Autor |
RE: HAIKU |
bronmus45
Użytkownik
Postów: 600
Miejscowość: Szczecinek
Data rejestracji: 17.11.15 |
Dodane dnia 15.12.2016 17:49 |
|
|
No, cóż - masz prawo m y ś l e ć sobie, co tylko zechcesz. Ale i tutaj - nie tylko w sportach - istnieją zasady, których łamanie dyskwalifikuje z uprawianej dyscypliny. Zasady literatury haiku mają głębsze korzenie, niż niejedna dyscyplina sportu. Wystarczy trochę poczytać. Chociażby pod tym adresem:
https://pl.wikipedia.org/wiki/Haiku
Pozdrawiam. |
|
Autor |
RE: haiku |
Alfred
Użytkownik
Postów: 641
Miejscowość: Nysa
Data rejestracji: 06.11.14 |
Dodane dnia 15.12.2016 16:16 |
|
|
Myślę że ilość sylab i inne, gramatura liczą się w boksie, podnoszeniu ciężarów, aptece, W poezji liczy się przede wszystkim to coś, skrzydlate myśli serca z łoskotem i łzami szybujące jak chmury i ptaki, które trudno odziać w gorsety i szablony.

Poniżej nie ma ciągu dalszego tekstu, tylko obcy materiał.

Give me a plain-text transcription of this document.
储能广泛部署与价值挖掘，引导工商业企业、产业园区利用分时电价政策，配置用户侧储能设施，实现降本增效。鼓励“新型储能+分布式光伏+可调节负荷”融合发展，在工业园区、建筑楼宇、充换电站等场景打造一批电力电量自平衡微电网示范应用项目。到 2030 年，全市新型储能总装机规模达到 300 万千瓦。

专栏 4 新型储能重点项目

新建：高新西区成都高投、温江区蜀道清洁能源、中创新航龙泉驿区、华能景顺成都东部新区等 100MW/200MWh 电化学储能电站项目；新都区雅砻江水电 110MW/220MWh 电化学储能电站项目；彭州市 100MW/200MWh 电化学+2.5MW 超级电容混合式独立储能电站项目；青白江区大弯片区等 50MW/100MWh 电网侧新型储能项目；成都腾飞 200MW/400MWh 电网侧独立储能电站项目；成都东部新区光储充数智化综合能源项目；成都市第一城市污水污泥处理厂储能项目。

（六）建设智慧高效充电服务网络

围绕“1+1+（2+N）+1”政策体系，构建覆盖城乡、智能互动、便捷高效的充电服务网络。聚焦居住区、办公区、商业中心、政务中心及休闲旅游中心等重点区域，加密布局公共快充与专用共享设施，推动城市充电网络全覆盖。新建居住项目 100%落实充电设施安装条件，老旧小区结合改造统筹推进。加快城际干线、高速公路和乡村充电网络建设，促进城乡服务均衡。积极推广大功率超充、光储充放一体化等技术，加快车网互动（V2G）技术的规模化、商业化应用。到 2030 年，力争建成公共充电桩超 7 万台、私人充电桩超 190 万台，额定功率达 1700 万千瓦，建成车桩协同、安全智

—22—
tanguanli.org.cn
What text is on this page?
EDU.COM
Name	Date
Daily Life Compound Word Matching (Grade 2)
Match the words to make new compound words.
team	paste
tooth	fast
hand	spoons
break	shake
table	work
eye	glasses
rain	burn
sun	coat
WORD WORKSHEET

Pozdrawiam.😊 serdecznie.😊 . |
|
Autor |
RE: HAIKU |
bronmus45
Użytkownik
Postów: 600
Miejscowość: Szczecinek
Data rejestracji: 17.11.15 |
Dodane dnia 14.12.2016 21:16 |
|
|
- wyrażam tutaj jedynie swoją, osobistą opinię.
.
Zauważyłem tylko jeden tekst, który po lekkim doszlifowaniu mógłby być mianowany haiku. Pierwszy od góry. Oceniam to w wymiarze klasycznym - przyroda, pory roku, metrum 5+7+5 itd...
Pozostałe teksty są mniej lub bardziej udanymi miniaturkami wierszy wolnych.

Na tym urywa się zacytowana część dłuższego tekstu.